Dieses Bedürfnis ist zwar nach wie vor vorhanden, es könnte aber sein, dass sich die Erkenntnis Geltung verschafft, dass die Wahrscheinlichkeit, bei der nächsten Wahl unter die notwendige einfache Mehrheit für die beiden Regierungsparteien zu fallen, mit dem Ablauf der Zeit größer und nicht kleiner wird.
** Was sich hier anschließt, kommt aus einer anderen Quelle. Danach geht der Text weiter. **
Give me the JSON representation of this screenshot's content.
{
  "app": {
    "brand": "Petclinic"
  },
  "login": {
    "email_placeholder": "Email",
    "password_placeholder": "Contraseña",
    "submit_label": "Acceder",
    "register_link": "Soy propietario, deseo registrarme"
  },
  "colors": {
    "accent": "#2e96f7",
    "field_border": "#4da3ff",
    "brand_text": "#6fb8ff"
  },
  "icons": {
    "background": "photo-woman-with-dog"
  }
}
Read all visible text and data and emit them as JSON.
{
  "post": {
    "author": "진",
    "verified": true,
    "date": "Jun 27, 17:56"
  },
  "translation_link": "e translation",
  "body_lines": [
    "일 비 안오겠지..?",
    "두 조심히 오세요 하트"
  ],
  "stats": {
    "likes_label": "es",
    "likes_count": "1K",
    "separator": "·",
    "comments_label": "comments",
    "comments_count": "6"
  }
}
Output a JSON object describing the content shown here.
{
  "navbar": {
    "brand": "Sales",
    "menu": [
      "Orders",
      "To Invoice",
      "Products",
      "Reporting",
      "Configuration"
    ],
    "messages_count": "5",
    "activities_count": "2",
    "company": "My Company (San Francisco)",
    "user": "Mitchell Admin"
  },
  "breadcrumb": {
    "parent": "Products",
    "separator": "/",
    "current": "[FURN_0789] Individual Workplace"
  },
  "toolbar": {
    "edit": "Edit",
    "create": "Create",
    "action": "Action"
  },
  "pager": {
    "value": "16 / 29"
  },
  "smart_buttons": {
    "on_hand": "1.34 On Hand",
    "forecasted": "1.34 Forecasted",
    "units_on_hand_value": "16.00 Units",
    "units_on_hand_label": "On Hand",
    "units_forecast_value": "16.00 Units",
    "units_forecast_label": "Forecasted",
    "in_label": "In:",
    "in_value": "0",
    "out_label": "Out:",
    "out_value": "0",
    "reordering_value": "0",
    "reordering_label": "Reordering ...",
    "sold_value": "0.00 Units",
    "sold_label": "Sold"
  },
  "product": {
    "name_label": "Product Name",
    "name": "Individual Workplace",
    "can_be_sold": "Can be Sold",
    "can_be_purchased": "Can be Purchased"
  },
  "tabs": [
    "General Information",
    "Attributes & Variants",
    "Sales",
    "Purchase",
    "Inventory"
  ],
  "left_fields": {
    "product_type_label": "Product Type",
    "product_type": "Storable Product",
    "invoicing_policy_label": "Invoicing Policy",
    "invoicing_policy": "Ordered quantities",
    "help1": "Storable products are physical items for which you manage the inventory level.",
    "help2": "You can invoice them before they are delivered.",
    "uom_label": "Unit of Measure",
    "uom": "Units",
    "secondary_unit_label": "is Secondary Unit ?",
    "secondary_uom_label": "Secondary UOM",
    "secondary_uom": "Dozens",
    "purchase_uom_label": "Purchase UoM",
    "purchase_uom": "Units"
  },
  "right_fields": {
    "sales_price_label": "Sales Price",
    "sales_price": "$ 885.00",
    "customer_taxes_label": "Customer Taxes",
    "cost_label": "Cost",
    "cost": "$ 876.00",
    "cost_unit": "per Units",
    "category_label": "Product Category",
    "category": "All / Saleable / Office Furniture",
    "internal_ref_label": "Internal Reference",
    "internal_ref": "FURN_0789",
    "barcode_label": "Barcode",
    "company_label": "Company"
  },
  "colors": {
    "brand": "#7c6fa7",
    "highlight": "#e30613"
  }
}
Sollte es schon heuer zu erneuten Nationalratswahlen kommen, wäre dies ein Zeichen dafür, dass sich die bestehende Regierungskoalition von einer Verlegenheitslösung zur anderen dahinschleppt, ja im Grunde als Ganze eine einzige Verlegenheit ist.

In Wirklichkeit sollten die beiden von Großparteien zu Mittelparteien geschrumpften Regierungsparteien das Zerbrechen ihrer Koalition nicht fürchten, sondern so oder so hinnehmen, ja vielleicht sogar selbst herbeiführen.

Das Hauptaugenmerk, das noch immer für diese Koalition von SPÖ und ÖVP angeführt wird, dass nämlich nur eine Koalition auf breiter Basis imstande sei, die drängenden Probleme unseres Staatswesens im Einvernehmen zu lösen, ist durch das magere Ergebnis dieser Regierungskoalition nicht bestätigt, sondern im Gegenteil sogar widerlegt worden.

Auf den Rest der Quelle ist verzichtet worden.